I gave them space to pick up a few corpses, then pulled out my earbuds and walked up to the closest guy. “Hi,” I said, smiling. “Who are you and where are you from?”

He blinked at me as if I were a Martian who’d suddenly come up and introduced myself. For a moment he seemed taken aback, then he fumbled with his hazmat helmet and pulled it off. “Steve Laughlin,” he said, his cheeks brightening as if he had suddenly realized how silly he looked in all that protective gear. “We’re from the University of Tampa.”

“Oh.” I laughed. “I thought you were from the government.”

He laughed, too. “Not by a long shot. The government’s probably been here and gone already, leaving us to clean up the mess. This thing has made our biology department curious, and since it happened in our own backyard—”

“I get it. I’m curious, too.” I felt the corner of my mouth rise in a half-smile. Steve Laughlin looked like a professional geek—my kind of guy. “Don’t you feel a little overdressed? I mean, no one has even hinted that these animals died from contagion.”

“No one has said they didn’t.” Steve smiled back at me, apparently recognizing a kindred spirit. “I’ve always found it better to err on the side of caution.”

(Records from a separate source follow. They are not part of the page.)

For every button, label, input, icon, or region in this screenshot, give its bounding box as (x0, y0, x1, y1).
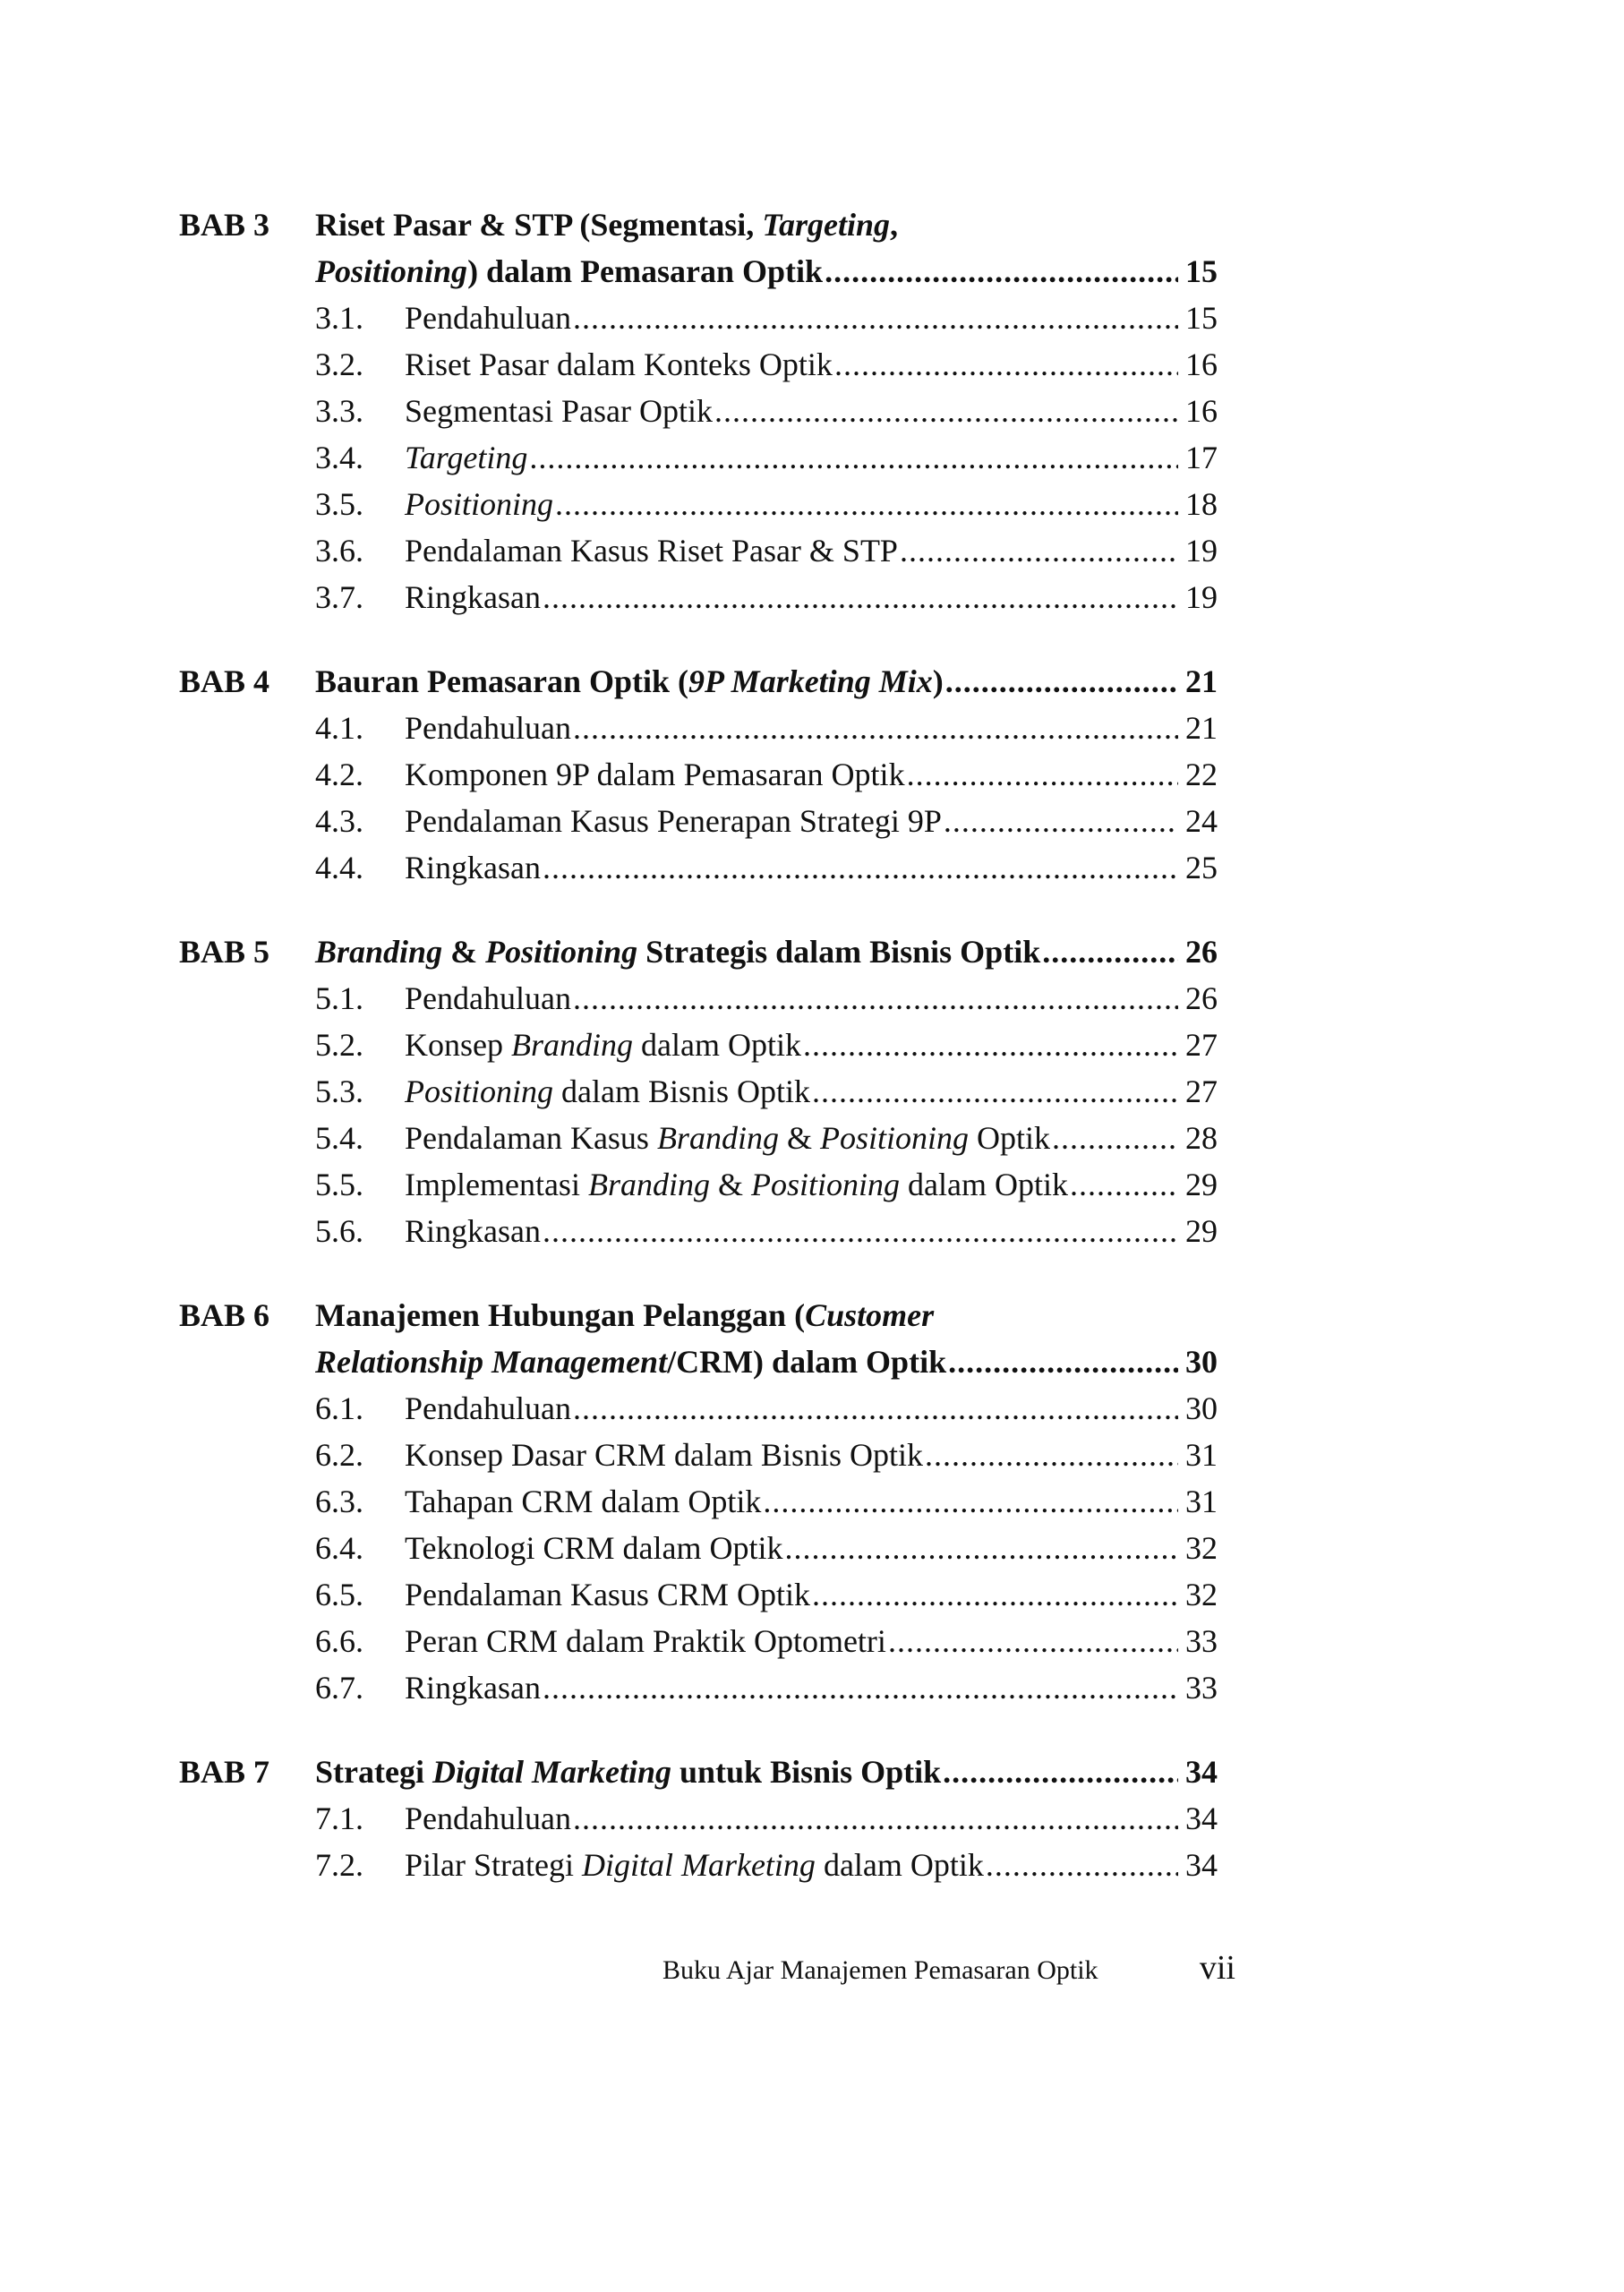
text-segment: Riset Pasar & STP (Segmentasi, (315, 207, 763, 243)
italic-term: Relationship Management (315, 1344, 668, 1380)
chapter-body (315, 928, 1218, 1254)
toc-section-entry (315, 1115, 1218, 1161)
section-title (405, 705, 571, 751)
section-page-number: 16 (1185, 393, 1218, 429)
section-page-number: 31 (1185, 1484, 1218, 1519)
toc-section-entry (315, 341, 1218, 388)
section-page-number: 22 (1185, 757, 1218, 792)
dot-leader (573, 975, 1178, 1022)
section-title (405, 844, 541, 891)
dot-leader (573, 295, 1178, 341)
dot-leader (543, 1664, 1178, 1711)
toc-section-entry (315, 1478, 1218, 1525)
text-segment: Pendahuluan (405, 980, 571, 1016)
chapter-body (315, 201, 1218, 620)
chapter-label: BAB 6 (179, 1297, 270, 1333)
italic-term: Customer (805, 1297, 935, 1333)
section-page-number: 16 (1185, 346, 1218, 382)
toc-section-entry (315, 1161, 1218, 1208)
toc-section-entry (315, 1842, 1218, 1888)
italic-term: Branding (511, 1027, 634, 1063)
text-segment: Tahapan CRM dalam Optik (405, 1484, 762, 1519)
section-number: 6.6. (315, 1623, 363, 1659)
toc-section-entry (315, 798, 1218, 844)
chapter-page-number: 15 (1185, 253, 1218, 289)
chapter-label: BAB 3 (179, 207, 270, 243)
dot-leader (812, 1571, 1178, 1618)
italic-term: 9P Marketing Mix (688, 663, 933, 699)
toc-section-entry (315, 1618, 1218, 1664)
section-title (405, 1795, 571, 1842)
toc-section-entry (315, 975, 1218, 1022)
italic-term: Targeting (405, 440, 528, 475)
text-segment: dalam Optik (633, 1027, 801, 1063)
dot-leader (529, 434, 1178, 481)
section-number: 5.6. (315, 1213, 363, 1249)
section-page-number: 32 (1185, 1577, 1218, 1612)
toc-chapter (179, 1749, 1218, 1888)
chapter-title-line (315, 1292, 1218, 1338)
text-segment: Ringkasan (405, 579, 541, 615)
section-page-number: 31 (1185, 1437, 1218, 1473)
chapter-body (315, 1292, 1218, 1711)
chapter-label: BAB 5 (179, 934, 270, 970)
chapter-title-text (315, 928, 1040, 975)
section-page-number: 32 (1185, 1530, 1218, 1566)
dot-leader (573, 1385, 1178, 1432)
section-page-number: 27 (1185, 1073, 1218, 1109)
section-number: 5.2. (315, 1027, 363, 1063)
dot-leader (1052, 1115, 1178, 1161)
chapter-page-number: 30 (1185, 1344, 1218, 1380)
dot-leader (825, 248, 1178, 295)
section-number: 5.3. (315, 1073, 363, 1109)
section-number: 7.1. (315, 1800, 363, 1836)
chapter-page-number: 26 (1185, 934, 1218, 970)
section-title (405, 574, 541, 620)
section-page-number: 25 (1185, 850, 1218, 885)
toc-chapter (179, 658, 1218, 891)
text-segment: Peran CRM dalam Praktik Optometri (405, 1623, 886, 1659)
text-segment: Konsep Dasar CRM dalam Bisnis Optik (405, 1437, 923, 1473)
text-segment: Ringkasan (405, 1213, 541, 1249)
section-number: 6.1. (315, 1390, 363, 1426)
toc-section-entry (315, 1022, 1218, 1068)
italic-term: Digital Marketing (581, 1847, 816, 1883)
section-page-number: 29 (1185, 1167, 1218, 1202)
toc-section-entry (315, 1385, 1218, 1432)
text-segment: Konsep (405, 1027, 511, 1063)
text-segment: Pendalaman Kasus (405, 1120, 657, 1156)
text-segment: Ringkasan (405, 850, 541, 885)
section-number: 6.5. (315, 1577, 363, 1612)
toc-section-entry (315, 434, 1218, 481)
toc-section-entry (315, 388, 1218, 434)
italic-term: Positioning (315, 253, 468, 289)
dot-leader (812, 1068, 1178, 1115)
text-segment: & (709, 1167, 751, 1202)
section-number: 4.1. (315, 710, 363, 746)
toc-chapter (179, 1292, 1218, 1711)
table-of-contents (179, 201, 1218, 1926)
text-segment: Bauran Pemasaran Optik ( (315, 663, 689, 699)
text-segment: Strategis dalam Bisnis Optik (637, 934, 1041, 970)
section-title (405, 388, 713, 434)
italic-term: Digital Marketing (432, 1754, 671, 1790)
text-segment: Segmentasi Pasar Optik (405, 393, 713, 429)
text-segment: Ringkasan (405, 1670, 541, 1706)
dot-leader (784, 1525, 1178, 1571)
toc-section-entry (315, 1571, 1218, 1618)
section-page-number: 33 (1185, 1670, 1218, 1706)
text-segment: Implementasi (405, 1167, 588, 1202)
chapter-page-number: 34 (1185, 1754, 1218, 1790)
dot-leader (555, 481, 1178, 527)
toc-section-entry (315, 1664, 1218, 1711)
section-title (405, 1478, 761, 1525)
dot-leader (1042, 928, 1178, 975)
toc-section-entry (315, 1432, 1218, 1478)
section-title (405, 1571, 810, 1618)
text-segment: & (442, 934, 486, 970)
section-number: 4.4. (315, 850, 363, 885)
dot-leader (907, 751, 1178, 798)
text-segment: /CRM) dalam Optik (667, 1344, 947, 1380)
section-title (405, 975, 571, 1022)
section-page-number: 30 (1185, 1390, 1218, 1426)
section-title (405, 1208, 541, 1254)
section-number: 6.3. (315, 1484, 363, 1519)
text-segment: Pendahuluan (405, 710, 571, 746)
section-page-number: 27 (1185, 1027, 1218, 1063)
section-title (405, 527, 898, 574)
section-title (405, 1161, 1068, 1208)
dot-leader (803, 1022, 1178, 1068)
dot-leader (944, 798, 1178, 844)
section-number: 3.4. (315, 440, 363, 475)
text-segment: Optik (968, 1120, 1050, 1156)
footer-book-title: Buku Ajar Manajemen Pemasaran Optik (662, 1955, 1098, 1985)
section-number: 5.1. (315, 980, 363, 1016)
section-page-number: 21 (1185, 710, 1218, 746)
dot-leader (573, 1795, 1178, 1842)
section-title (405, 1664, 541, 1711)
section-title (405, 1068, 810, 1115)
dot-leader (925, 1432, 1178, 1478)
text-segment: & (778, 1120, 820, 1156)
section-title (405, 798, 942, 844)
section-page-number: 33 (1185, 1623, 1218, 1659)
footer-page-number: vii (1199, 1949, 1235, 1987)
toc-chapter (179, 928, 1218, 1254)
italic-term: Branding (656, 1120, 779, 1156)
text-segment: untuk Bisnis Optik (671, 1754, 942, 1790)
text-segment: dalam Optik (900, 1167, 1068, 1202)
section-title (405, 1022, 801, 1068)
text-segment: Teknologi CRM dalam Optik (405, 1530, 783, 1566)
dot-leader (948, 1338, 1178, 1385)
section-title (405, 295, 571, 341)
chapter-title-text (315, 1749, 941, 1795)
chapter-label: BAB 7 (179, 1754, 270, 1790)
chapter-page-number: 21 (1185, 663, 1218, 699)
toc-section-entry (315, 844, 1218, 891)
section-number: 3.5. (315, 486, 363, 522)
section-page-number: 29 (1185, 1213, 1218, 1249)
text-segment: Pendalaman Kasus CRM Optik (405, 1577, 810, 1612)
italic-term: Branding (587, 1167, 710, 1202)
section-number: 6.4. (315, 1530, 363, 1566)
chapter-body (315, 658, 1218, 891)
toc-section-entry (315, 527, 1218, 574)
dot-leader (543, 1208, 1178, 1254)
section-number: 3.6. (315, 533, 363, 569)
section-number: 4.3. (315, 803, 363, 839)
section-page-number: 24 (1185, 803, 1218, 839)
dot-leader (573, 705, 1178, 751)
chapter-title-line (315, 248, 1218, 295)
chapter-title-line (315, 1749, 1218, 1795)
dot-leader (1070, 1161, 1178, 1208)
text-segment: Pendahuluan (405, 1390, 571, 1426)
italic-term: Positioning (405, 486, 554, 522)
section-number: 5.5. (315, 1167, 363, 1202)
text-segment: , (890, 207, 899, 243)
section-number: 7.2. (315, 1847, 363, 1883)
section-number: 3.2. (315, 346, 363, 382)
chapter-title-line (315, 1338, 1218, 1385)
dot-leader (943, 1749, 1178, 1795)
italic-term: Targeting (762, 207, 891, 243)
text-segment: Strategi (315, 1754, 432, 1790)
text-segment: ) (932, 663, 944, 699)
section-title (405, 751, 905, 798)
section-title (405, 341, 833, 388)
text-segment: Komponen 9P dalam Pemasaran Optik (405, 757, 905, 792)
italic-term: Positioning (819, 1120, 969, 1156)
text-segment: dalam Bisnis Optik (553, 1073, 811, 1109)
toc-section-entry (315, 1795, 1218, 1842)
italic-term: Positioning (405, 1073, 554, 1109)
italic-term: Positioning (750, 1167, 900, 1202)
section-page-number: 17 (1185, 440, 1218, 475)
toc-section-entry (315, 295, 1218, 341)
section-page-number: 18 (1185, 486, 1218, 522)
toc-section-entry (315, 1208, 1218, 1254)
section-title (405, 1385, 571, 1432)
text-segment: Manajemen Hubungan Pelanggan ( (315, 1297, 806, 1333)
section-number: 3.1. (315, 300, 363, 336)
chapter-body (315, 1749, 1218, 1888)
toc-section-entry (315, 705, 1218, 751)
text-segment: Pilar Strategi (405, 1847, 582, 1883)
dot-leader (834, 341, 1178, 388)
dot-leader (763, 1478, 1178, 1525)
section-title (405, 434, 527, 481)
section-page-number: 19 (1185, 533, 1218, 569)
dot-leader (900, 527, 1178, 574)
section-number: 4.2. (315, 757, 363, 792)
italic-term: Positioning (485, 934, 638, 970)
toc-chapter (179, 201, 1218, 620)
section-number: 6.7. (315, 1670, 363, 1706)
dot-leader (888, 1618, 1178, 1664)
section-page-number: 28 (1185, 1120, 1218, 1156)
section-title (405, 1842, 984, 1888)
section-title (405, 1432, 923, 1478)
text-segment: Pendalaman Kasus Penerapan Strategi 9P (405, 803, 942, 839)
section-page-number: 34 (1185, 1847, 1218, 1883)
section-page-number: 19 (1185, 579, 1218, 615)
section-title (405, 1525, 782, 1571)
chapter-title-text (315, 658, 944, 705)
text-segment: Riset Pasar dalam Konteks Optik (405, 346, 833, 382)
dot-leader (986, 1842, 1178, 1888)
toc-section-entry (315, 1068, 1218, 1115)
chapter-title-line (315, 201, 1218, 248)
section-title (405, 481, 553, 527)
section-number: 5.4. (315, 1120, 363, 1156)
italic-term: Branding (315, 934, 443, 970)
dot-leader (945, 658, 1178, 705)
section-number: 6.2. (315, 1437, 363, 1473)
section-number: 3.7. (315, 579, 363, 615)
toc-section-entry (315, 574, 1218, 620)
section-title (405, 1115, 1050, 1161)
dot-leader (543, 844, 1178, 891)
section-page-number: 34 (1185, 1800, 1218, 1836)
text-segment: Pendalaman Kasus Riset Pasar & STP (405, 533, 898, 569)
section-page-number: 15 (1185, 300, 1218, 336)
text-segment: Pendahuluan (405, 1800, 571, 1836)
dot-leader (543, 574, 1178, 620)
text-segment: Pendahuluan (405, 300, 571, 336)
text-segment: ) dalam Pemasaran Optik (467, 253, 824, 289)
chapter-title-line (315, 658, 1218, 705)
text-segment: dalam Optik (815, 1847, 984, 1883)
section-number: 3.3. (315, 393, 363, 429)
page-footer (662, 1948, 1235, 1988)
toc-section-entry (315, 751, 1218, 798)
section-page-number: 26 (1185, 980, 1218, 1016)
dot-leader (714, 388, 1178, 434)
chapter-title-line (315, 928, 1218, 975)
chapter-label: BAB 4 (179, 663, 270, 699)
toc-section-entry (315, 1525, 1218, 1571)
toc-section-entry (315, 481, 1218, 527)
section-title (405, 1618, 886, 1664)
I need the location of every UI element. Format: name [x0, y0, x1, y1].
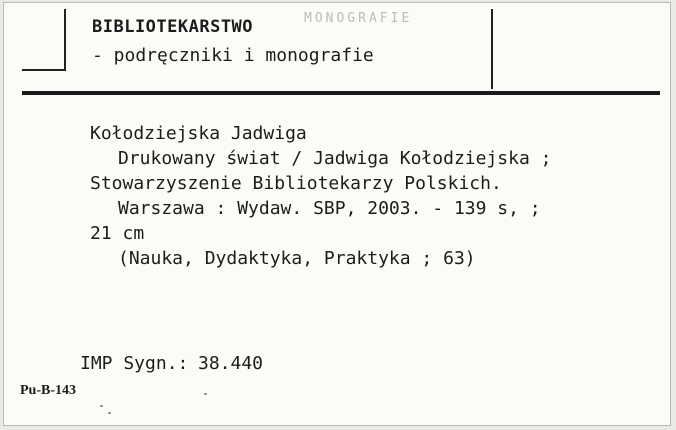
- paper-speck: [204, 393, 207, 395]
- paper-speck: [108, 412, 111, 414]
- series-line: (Nauka, Dydaktyka, Praktyka ; 63): [118, 248, 476, 269]
- header-title: BIBLIOTEKARSTWO: [92, 17, 254, 37]
- author-heading: Kołodziejska Jadwiga: [90, 123, 307, 144]
- publisher-line: Stowarzyszenie Bibliotekarzy Polskich.: [90, 173, 502, 194]
- header-subtitle: - podręczniki i monografie: [92, 45, 374, 66]
- catalog-card: [3, 2, 671, 426]
- imprint-line: Warszawa : Wydaw. SBP, 2003. - 139 s, ;: [118, 198, 541, 219]
- header-divider: [22, 91, 660, 95]
- corner-mark-horizontal: [22, 69, 66, 71]
- title-line: Drukowany świat / Jadwiga Kołodziejska ;: [118, 148, 552, 169]
- header-right-rule: [491, 9, 493, 89]
- signature-label: IMP Sygn.:: [80, 353, 189, 374]
- header-ghost-text: MONOGRAFIE: [304, 11, 413, 26]
- corner-mark-vertical: [64, 9, 66, 69]
- paper-speck: [100, 405, 103, 407]
- size-line: 21 cm: [90, 223, 145, 244]
- catalog-number: Pu-B-143: [20, 383, 76, 398]
- signature-value: 38.440: [198, 353, 264, 374]
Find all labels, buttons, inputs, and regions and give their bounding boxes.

I nodded. “Listen, Steve—you got a pen?”

He pulled one from his pocket, and I took it. “I’m visiting the area with my boss, Professor James McKinney. We’re keen to know more about this event, and if you learn anything, we’d appreciate it if you’d give us a call.” I grabbed his gloved hand and pulled it toward me, then wrote on the back of his white glove. “This is my cell number. Will you call me?”

His eyes glinted with interest—more than a purely scientific interest, it seemed to me. “I’ll call if you’ll tell me your name.”

“Andi.” I released his hand and held out his pen. “Don’t forget—I have friends who will be truly intrigued by whatever you learn.”

His mouth curved in a slow smile. “Andi. Got a last name to go with that?”

“Maybe.” I picked up my trash bag and waved. “Maybe you’ll find out when you call.”